Historic yield is used to show the distributions declared over the previous 12 months, whereas underlying yield denotes annualised income after all expenses have been declared.

Past performance should be examined carefully by a would-be investor and there are plenty of data sources available to aid your research, including Morning Star and Trustnet.

The Investment Association classifies funds to allow objective comparison by industry sector, asset type or region in which they invest and also whether they seek to deliver income or growth.

 

The Cost of Investing in Unit Trusts

 

There are two main types of charges attached to unit trusts, one-off charges and regular or annual charges, all of which have to be disclosed before you invest.

One-off charges include the cost of entry – the ‘initial’ or ‘preliminary’ charge or, very rarely, an exit charge levied in its stead.

A fund’s ongoing charges – formerly known as the total expense ratio or ‘TER’ – pay for the running of the fund; some might even levy a performance fee which becomes due if the manager beats the fund’s set performance target.
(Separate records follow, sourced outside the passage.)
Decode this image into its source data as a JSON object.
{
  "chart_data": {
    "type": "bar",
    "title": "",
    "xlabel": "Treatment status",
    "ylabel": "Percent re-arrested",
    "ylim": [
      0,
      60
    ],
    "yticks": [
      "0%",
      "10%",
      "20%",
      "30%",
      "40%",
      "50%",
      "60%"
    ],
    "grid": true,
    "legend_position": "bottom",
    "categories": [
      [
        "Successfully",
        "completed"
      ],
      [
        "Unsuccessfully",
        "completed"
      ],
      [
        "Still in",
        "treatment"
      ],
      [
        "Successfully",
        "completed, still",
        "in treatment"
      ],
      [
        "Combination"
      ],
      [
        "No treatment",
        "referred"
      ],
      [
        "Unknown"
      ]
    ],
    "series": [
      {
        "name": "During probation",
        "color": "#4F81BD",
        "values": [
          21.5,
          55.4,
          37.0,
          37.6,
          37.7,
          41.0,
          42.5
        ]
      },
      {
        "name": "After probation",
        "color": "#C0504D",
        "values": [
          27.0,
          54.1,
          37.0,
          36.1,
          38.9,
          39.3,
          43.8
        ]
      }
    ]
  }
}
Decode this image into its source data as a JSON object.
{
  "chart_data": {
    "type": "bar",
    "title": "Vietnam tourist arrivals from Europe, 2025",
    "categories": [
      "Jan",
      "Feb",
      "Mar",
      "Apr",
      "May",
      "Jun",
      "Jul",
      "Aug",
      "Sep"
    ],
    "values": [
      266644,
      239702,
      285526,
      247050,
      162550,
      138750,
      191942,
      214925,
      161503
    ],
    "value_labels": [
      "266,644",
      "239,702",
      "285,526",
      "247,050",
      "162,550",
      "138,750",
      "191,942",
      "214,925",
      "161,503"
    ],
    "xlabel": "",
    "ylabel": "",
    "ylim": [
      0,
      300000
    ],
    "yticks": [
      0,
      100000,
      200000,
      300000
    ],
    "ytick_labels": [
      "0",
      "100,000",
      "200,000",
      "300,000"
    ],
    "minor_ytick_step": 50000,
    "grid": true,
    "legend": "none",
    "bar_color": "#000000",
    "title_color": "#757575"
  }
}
‘Technology is the enabler and for those prepared to invest some time getting to grips with unit trusts, the benefits could be significant.’

The fund also pays out the trading commissions that are incurred by buying and selling assets.

When considering an investment you need to understand whether the past performance of the fund represents capital return or total return (a rising or falling share price and dividend income) and also whether that return is shown before or after taxes and charges, how its portfolio has performed relative to its benchmark and how it has performed relative to other funds in its sector.

The unit trust fact sheet gives you an indication of how the fund has performed, how transparent it is on costs and its underlying holdings is certainly up for debate.

On other parts of this site you will find fund managers explaining the strategy and objectives of the funds they manage and what was once an industry dominated by intermediaries, correctly schooled in what to look for, there is no reason why the DIY investor should not be able to achieve the market exposure they want, at a transparent cost and with a risk profile they can tolerate without the need to pay for expensive advice.

Technology is the enabler and for those prepared to invest some time getting to grips with unit trusts, the benefits could be significant.